We should add an event listener to do something when the button is clicked. The way to do this in shiny is with the observeEvent function:

server = function(input, output) {
   # listens for events from the randomize_button
   observeEvent(input$randomize_button, {} )
...

This observer doesn't do anything yet. We can have it modify what's called a reactive value; a value that, when changed, automatically causes any dependent functions to re-evaluate. In this case, we want a reactive value to hold our random number.

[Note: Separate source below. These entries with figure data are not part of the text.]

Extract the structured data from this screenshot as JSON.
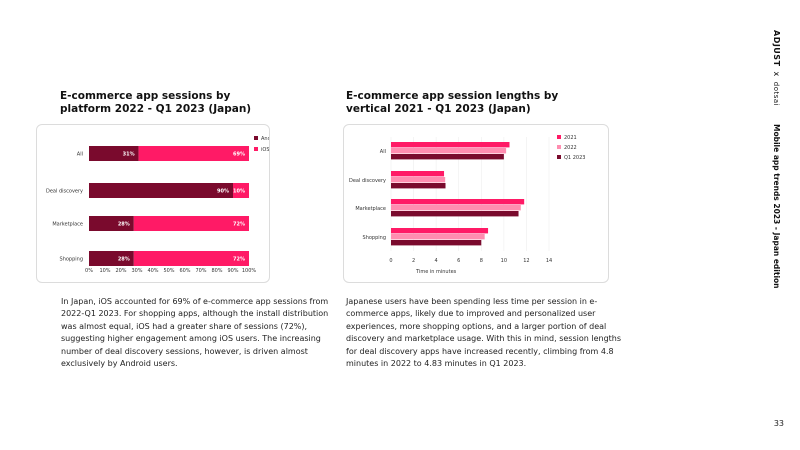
{
  "colors": {
    "android": "#7a0a2d",
    "ios": "#ff1a66",
    "y2021": "#ff1a66",
    "y2022": "#ff8db0",
    "q12023": "#7a0a2d"
  },
  "sidebar": {
    "brand": "ADJUST",
    "separator": "x",
    "partner": "dotsai",
    "report_title": "Mobile app trends 2023 - Japan edition"
  },
  "page_number": "33",
  "left": {
    "title": "E-commerce app sessions by platform 2022 - Q1 2023 (Japan)",
    "paragraph": "In Japan, iOS accounted for 69% of e-commerce app sessions from 2022-Q1 2023. For shopping apps, although the install distribution was almost equal, iOS had a greater share of sessions (72%), suggesting higher engagement among iOS users. The increasing number of deal discovery sessions, however, is driven almost exclusively by Android users."
  },
  "right": {
    "title": "E-commerce app session lengths by vertical 2021 - Q1 2023 (Japan)",
    "paragraph": "Japanese users have been spending less time per session in e-commerce apps, likely due to improved and personalized user experiences, more shopping options, and a larger portion of deal discovery and marketplace usage. With this in mind, session lengths for deal discovery apps have increased recently, climbing from 4.8 minutes in 2022 to 4.83 minutes in Q1 2023."
  },
  "chart_data": [
    {
      "type": "bar",
      "orientation": "horizontal",
      "stacked": true,
      "categories": [
        "All",
        "Deal discovery",
        "Marketplace",
        "Shopping"
      ],
      "series": [
        {
          "name": "Android",
          "values": [
            31,
            90,
            28,
            28
          ],
          "labels": [
            "31%",
            "90%",
            "28%",
            "28%"
          ]
        },
        {
          "name": "iOS",
          "values": [
            69,
            10,
            72,
            72
          ],
          "labels": [
            "69%",
            "10%",
            "72%",
            "72%"
          ]
        }
      ],
      "x_ticks": [
        "0%",
        "10%",
        "20%",
        "30%",
        "40%",
        "50%",
        "60%",
        "70%",
        "80%",
        "90%",
        "100%"
      ],
      "xlim": [
        0,
        100
      ],
      "legend": "top-right"
    },
    {
      "type": "bar",
      "orientation": "horizontal",
      "categories": [
        "All",
        "Deal discovery",
        "Marketplace",
        "Shopping"
      ],
      "series": [
        {
          "name": "2021",
          "values": [
            10.5,
            4.7,
            11.8,
            8.6
          ]
        },
        {
          "name": "2022",
          "values": [
            10.2,
            4.8,
            11.5,
            8.3
          ]
        },
        {
          "name": "Q1 2023",
          "values": [
            10.0,
            4.83,
            11.3,
            8.0
          ]
        }
      ],
      "x_ticks": [
        "0",
        "2",
        "4",
        "6",
        "8",
        "10",
        "12",
        "14"
      ],
      "xlim": [
        0,
        14
      ],
      "xlabel": "Time in minutes",
      "legend": "top-right"
    }
  ]
}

server = function(input, output) {
   # creates a reactiveVal containing a random number  
   randomNumber = reactiveVal(runif(1))
...

The observer should modify randomNumber, and the text renderer should read from it. Putting it all together we have this:

server = function(input, output) {
   randomNumber = reactiveVal(runif(1))

   observeEvent(input$randomize_button, {
       # assign a new value to randomNumber
       randomNumber(runif(1))
   })
   
   output$message = renderText({
       # read the value from randomNumber
       randomNumber()  
   })
}

Looking good so far! Just to show how multiple components can be updated using these building blocks, here's what it would look like if we generated a random data frame and used the plotly library to generate a 3D mesh:

library(shiny)
library(plotly)

# construct the UI
ui = fluidPage(
   fluidRow(
       # display a button and table in the left-most column
       column(
           width = 3,
           actionButton('randomize_button', 'Randomize'),
           tableOutput('table'),
       ),
       # display a plot in the next column
       column(
           width = 9,
           plotlyOutput('plot')
       )
   )
)

# pure functions
randomDataFrame = function(num_rows, num_cols) {
   data.frame(replicate(num_cols, runif(num_rows)))
}

# create the server logic
server = function(input, output) {
   
   # define initial data for our table and plot
   randomData = reactiveVal(randomDataFrame(100, 3))
   
   # when the randomize button is clicked, modify the randomData variable
   observeEvent(input$randomize_button, {
       randomData(randomDataFrame(100, 3))
   })
   
   # populate the table with the randomData variable
   output$table = renderTable({
       randomData()
   })
   
   # populate the plot with a mesh plot of the randomData  
   output$plot = renderPlotly({
       plot_ly(
           randomData(),
           x = ~X1,
           y = ~X2,
           z = ~X3,
           type = "mesh3d",
           intensity = ~X3,
           colors= colorRamp(rainbow(5))
       )
   })
}

# run the app
shinyApp(ui = ui, server = server)

Other noteworthy packages

swirl
renv
tidyverse
wakefield
lubridate
plumber
htmlwidgets
shinytest
testthat
rmarkdown
bookdown
furrr

Deployment options

Rocker

Rocker is a base docker image of Debian with R installed and ready to use. Rocker also has alternative images configured to include the Tidyverse or Shiny.

shinyapps.io

Shinyapps is a cloud hosting environment offering push-button deployment of Shiny apps from the RStudio IDE. There's even a free tier.

Shiny Server

Shiny Server Open Source is a freely offered hosting solution for Shiny apps, interactive markdown documents, and visualizations.

RStudio Connect

Connect is an enterprise solution for hosting all sorts of R applications. Connect has push-button deployment via the RStudio IDE, as well as version rollbacks. Applications have configurable permissions and scaling.

ShinyProxy

ShinyProxy is a scalable service offering scaling and self-healing of containerized Shiny apps. LDAP authentication is also available. ShinyProxy may be seen as a free and open-source alternative to RStudio Connect.

Closing thoughts

I hope I've been able to pique your interest; there is much more to explore within R than I have described here. While R has plenty of quirks, it sets itself apart from other languages with exciting and unique features. Whether you're in need of statistical modeling, capable data visualization, or have an interest in functional and metaprogramming, give R a try for a sure way to learn some new approaches.